Take this working example: https://play.golang.org/p/NxMbmIIa6yk

"15\u00b0C" and "15°C" are both valid JSON encodings of the string 15°C, and they are different byte sequences that would result in different hashes. The dag-json spec should probably force strings to always encode in a single canonical way, to prevent this kind of issue. That would likely require some form of utf-8 normalization, plus strictly defining when unicode escapes can be used.

So the state of play with these codec specs is degrees of strictness combined with whatever our personal inclinations are to deal with lack of strictness, with dag-json being at the very liberal end. dag-pb I think would be the most strict, I think it has no room to move (it's also less useful as a generic codec, which has to do with flexibility too). dag-cbor is in the middle, toward the strict-ish end and we've paid more attention to trying to make it more strict.

However, all of our efforts to date have been on the encode side, with no validation and strictness on the decode side. So we can write all the specs we want for how dag-cbor should be a subset of cbor and dag-json should adopt very particular opinions about how to do json, but we'll still accept regular sloppy cbor and json in all our systems if they're told it's dag-cbor and dag-json. Which is not great, but opinions vary on how much this matters.

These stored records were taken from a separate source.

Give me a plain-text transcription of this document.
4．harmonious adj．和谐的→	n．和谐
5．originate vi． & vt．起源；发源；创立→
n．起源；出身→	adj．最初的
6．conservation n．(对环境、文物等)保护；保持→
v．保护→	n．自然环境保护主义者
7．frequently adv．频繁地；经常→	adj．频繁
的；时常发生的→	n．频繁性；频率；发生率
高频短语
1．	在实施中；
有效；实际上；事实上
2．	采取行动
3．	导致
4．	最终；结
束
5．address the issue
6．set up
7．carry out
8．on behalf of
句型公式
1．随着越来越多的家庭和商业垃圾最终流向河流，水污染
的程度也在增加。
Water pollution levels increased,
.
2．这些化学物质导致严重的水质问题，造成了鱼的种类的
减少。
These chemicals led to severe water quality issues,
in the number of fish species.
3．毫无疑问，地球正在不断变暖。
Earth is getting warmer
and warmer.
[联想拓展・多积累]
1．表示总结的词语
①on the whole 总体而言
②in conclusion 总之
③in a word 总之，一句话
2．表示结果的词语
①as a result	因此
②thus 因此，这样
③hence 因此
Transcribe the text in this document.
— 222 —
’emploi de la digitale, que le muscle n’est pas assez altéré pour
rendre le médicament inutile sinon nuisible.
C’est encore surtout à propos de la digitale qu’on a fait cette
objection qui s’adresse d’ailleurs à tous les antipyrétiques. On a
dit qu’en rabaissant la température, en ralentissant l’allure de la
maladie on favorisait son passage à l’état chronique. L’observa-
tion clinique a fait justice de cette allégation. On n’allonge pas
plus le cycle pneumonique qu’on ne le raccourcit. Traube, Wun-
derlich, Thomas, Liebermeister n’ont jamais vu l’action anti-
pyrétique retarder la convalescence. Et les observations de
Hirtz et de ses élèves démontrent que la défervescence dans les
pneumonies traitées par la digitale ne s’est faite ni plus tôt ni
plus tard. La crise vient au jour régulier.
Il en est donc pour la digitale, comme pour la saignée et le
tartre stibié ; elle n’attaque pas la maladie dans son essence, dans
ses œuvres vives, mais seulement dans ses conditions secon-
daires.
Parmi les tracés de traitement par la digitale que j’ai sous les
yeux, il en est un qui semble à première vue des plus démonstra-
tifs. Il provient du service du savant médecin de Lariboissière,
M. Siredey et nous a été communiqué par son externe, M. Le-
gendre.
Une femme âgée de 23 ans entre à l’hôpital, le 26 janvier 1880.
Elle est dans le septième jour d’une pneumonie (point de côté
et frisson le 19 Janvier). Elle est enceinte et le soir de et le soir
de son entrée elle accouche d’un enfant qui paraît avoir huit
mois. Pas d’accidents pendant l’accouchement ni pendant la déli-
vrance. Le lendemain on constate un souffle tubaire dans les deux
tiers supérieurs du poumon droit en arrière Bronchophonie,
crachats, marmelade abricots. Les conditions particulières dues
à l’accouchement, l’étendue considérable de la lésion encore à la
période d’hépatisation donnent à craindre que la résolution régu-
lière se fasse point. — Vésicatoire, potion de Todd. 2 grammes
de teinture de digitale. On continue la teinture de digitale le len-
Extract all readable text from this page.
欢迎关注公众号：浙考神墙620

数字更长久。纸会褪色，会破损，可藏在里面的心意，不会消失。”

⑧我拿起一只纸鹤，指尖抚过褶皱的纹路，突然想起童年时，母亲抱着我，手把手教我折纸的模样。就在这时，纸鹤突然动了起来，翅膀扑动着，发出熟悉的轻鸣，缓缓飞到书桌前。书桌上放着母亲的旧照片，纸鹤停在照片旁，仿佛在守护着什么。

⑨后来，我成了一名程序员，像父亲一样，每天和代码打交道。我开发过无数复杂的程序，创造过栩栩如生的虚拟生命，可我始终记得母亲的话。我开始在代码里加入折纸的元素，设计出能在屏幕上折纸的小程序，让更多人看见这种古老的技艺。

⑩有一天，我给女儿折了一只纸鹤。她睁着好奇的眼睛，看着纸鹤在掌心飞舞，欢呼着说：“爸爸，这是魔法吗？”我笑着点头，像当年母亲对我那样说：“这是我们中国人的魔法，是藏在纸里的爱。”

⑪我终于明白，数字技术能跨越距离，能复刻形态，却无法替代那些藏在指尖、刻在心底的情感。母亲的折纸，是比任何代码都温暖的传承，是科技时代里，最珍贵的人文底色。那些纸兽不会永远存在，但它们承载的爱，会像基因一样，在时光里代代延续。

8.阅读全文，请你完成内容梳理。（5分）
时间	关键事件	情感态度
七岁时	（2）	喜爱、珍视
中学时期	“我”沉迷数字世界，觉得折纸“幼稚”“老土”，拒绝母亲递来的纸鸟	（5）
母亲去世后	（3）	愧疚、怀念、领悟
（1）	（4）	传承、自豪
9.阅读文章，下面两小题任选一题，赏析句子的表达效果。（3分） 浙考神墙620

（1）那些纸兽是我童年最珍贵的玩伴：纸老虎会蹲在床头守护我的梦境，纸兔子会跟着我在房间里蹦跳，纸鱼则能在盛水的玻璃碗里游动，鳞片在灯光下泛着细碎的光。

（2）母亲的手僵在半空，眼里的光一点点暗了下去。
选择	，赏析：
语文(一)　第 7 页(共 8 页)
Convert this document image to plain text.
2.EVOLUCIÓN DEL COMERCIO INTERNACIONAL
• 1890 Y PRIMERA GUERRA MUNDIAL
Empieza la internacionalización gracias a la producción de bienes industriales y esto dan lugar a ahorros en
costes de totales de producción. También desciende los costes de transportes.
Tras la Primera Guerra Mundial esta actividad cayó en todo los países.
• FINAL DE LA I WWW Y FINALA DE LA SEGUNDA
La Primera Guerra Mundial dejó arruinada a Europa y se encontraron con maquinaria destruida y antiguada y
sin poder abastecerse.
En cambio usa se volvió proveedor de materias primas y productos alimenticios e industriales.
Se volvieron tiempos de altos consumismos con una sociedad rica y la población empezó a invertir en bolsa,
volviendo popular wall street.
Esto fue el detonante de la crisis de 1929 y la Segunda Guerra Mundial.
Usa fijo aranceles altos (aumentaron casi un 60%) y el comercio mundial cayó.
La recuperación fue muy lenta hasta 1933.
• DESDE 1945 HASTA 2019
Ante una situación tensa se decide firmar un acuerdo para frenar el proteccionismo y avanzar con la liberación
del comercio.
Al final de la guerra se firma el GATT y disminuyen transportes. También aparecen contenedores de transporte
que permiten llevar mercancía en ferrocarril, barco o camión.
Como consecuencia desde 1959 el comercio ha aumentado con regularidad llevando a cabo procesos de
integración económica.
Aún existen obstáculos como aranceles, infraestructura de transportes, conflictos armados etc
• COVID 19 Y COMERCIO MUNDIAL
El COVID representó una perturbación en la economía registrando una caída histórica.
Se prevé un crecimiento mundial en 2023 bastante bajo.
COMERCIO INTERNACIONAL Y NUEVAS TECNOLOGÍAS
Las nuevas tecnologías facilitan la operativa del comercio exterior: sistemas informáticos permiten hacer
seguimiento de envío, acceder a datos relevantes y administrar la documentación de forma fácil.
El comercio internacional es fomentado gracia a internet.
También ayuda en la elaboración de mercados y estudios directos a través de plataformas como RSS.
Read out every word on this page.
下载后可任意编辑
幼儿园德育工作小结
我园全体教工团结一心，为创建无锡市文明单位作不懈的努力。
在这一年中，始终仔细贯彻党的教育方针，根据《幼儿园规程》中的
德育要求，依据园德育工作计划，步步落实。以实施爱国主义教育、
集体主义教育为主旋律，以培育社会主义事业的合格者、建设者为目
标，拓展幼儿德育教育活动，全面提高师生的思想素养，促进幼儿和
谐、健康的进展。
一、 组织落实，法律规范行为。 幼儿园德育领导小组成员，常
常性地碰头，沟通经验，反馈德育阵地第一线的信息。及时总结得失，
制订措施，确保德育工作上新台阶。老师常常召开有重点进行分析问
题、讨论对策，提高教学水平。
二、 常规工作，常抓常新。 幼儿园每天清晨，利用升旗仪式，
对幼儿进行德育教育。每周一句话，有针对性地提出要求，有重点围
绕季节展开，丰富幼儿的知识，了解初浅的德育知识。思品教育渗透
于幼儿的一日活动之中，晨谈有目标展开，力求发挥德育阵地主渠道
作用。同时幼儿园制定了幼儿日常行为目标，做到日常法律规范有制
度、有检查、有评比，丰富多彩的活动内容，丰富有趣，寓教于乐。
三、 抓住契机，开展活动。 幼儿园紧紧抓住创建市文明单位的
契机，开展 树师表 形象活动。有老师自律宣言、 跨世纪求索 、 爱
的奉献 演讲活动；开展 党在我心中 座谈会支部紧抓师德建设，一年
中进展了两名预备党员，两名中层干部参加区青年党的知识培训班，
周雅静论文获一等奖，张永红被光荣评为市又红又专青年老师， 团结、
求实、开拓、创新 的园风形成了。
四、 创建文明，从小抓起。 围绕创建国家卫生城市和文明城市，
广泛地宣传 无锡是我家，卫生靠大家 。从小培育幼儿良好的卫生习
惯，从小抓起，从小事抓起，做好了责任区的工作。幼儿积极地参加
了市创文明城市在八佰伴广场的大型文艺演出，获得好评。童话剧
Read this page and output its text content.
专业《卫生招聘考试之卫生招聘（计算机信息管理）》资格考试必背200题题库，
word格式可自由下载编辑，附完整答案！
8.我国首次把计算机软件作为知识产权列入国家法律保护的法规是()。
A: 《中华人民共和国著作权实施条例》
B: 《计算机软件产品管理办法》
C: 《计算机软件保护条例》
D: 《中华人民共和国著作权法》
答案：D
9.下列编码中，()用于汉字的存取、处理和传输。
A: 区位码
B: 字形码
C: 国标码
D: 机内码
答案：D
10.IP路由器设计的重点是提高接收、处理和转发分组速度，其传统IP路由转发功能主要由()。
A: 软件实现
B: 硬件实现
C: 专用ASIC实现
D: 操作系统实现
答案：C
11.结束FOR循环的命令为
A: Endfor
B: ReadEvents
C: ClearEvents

I've been chasing down dag-cbor with the hope of making it more ideal and have strong opinions about strictness. I've got a half complete JS cbor encoder / decoder that deeply embeds these ideas of strictness into it (will finish that off one day ..). dag-json is in a category more of "it's nice to have another codec that can represent the data model, but we don't recommend this for serious things", so we haven't been as focused on perfecting it. But we could put more effort in, I think we just all recognise how difficult a job it is. This instance being just one example.

I'd suggest that you go ahead and open a PR with what you think would be a good way to specify boundaries around string encoding for JSON. Accepting that many (most?) instances of our code interacting with dag-json data is going to use third-party libraries that will do their own thing regardless.

I'd suggest that you go ahead and open a PR with what you think would be a good way to specify boundaries around string encoding for JSON.

How about http://gibson042.github.io/canonicaljson-spec/? We could piggyback off it, because it seems to have all that we already specify, plus more - including strings.

lgtm, although I don't know in what ways it varies from what we have now in our two primary implementations. We'd want to make sure that we're not introducing rules that we're not already breaking in common cases because (a) there's data in the wild already and (b) we will have to work to hamonise the implementations and having deviations from whatever harmony we have now will just be frustrating.

We did something similar with CBOR, piggy-backing most of the the strict-CBOR recommendations in the spec itself, so we're not doing anything particularly wild or divergent from others who care about canonical forms. Maybe a good exercise would be to check what the JS and Go implementations currently do and how they diverge from that Canonical JSON spec and see what we can pull in wholesale and what we have to reject.

I agree. This will require a small amount of research, and I think there shouldn't be any discrepancies. At the same time it feels non-urgent, so I'll just let the issue sit here for now.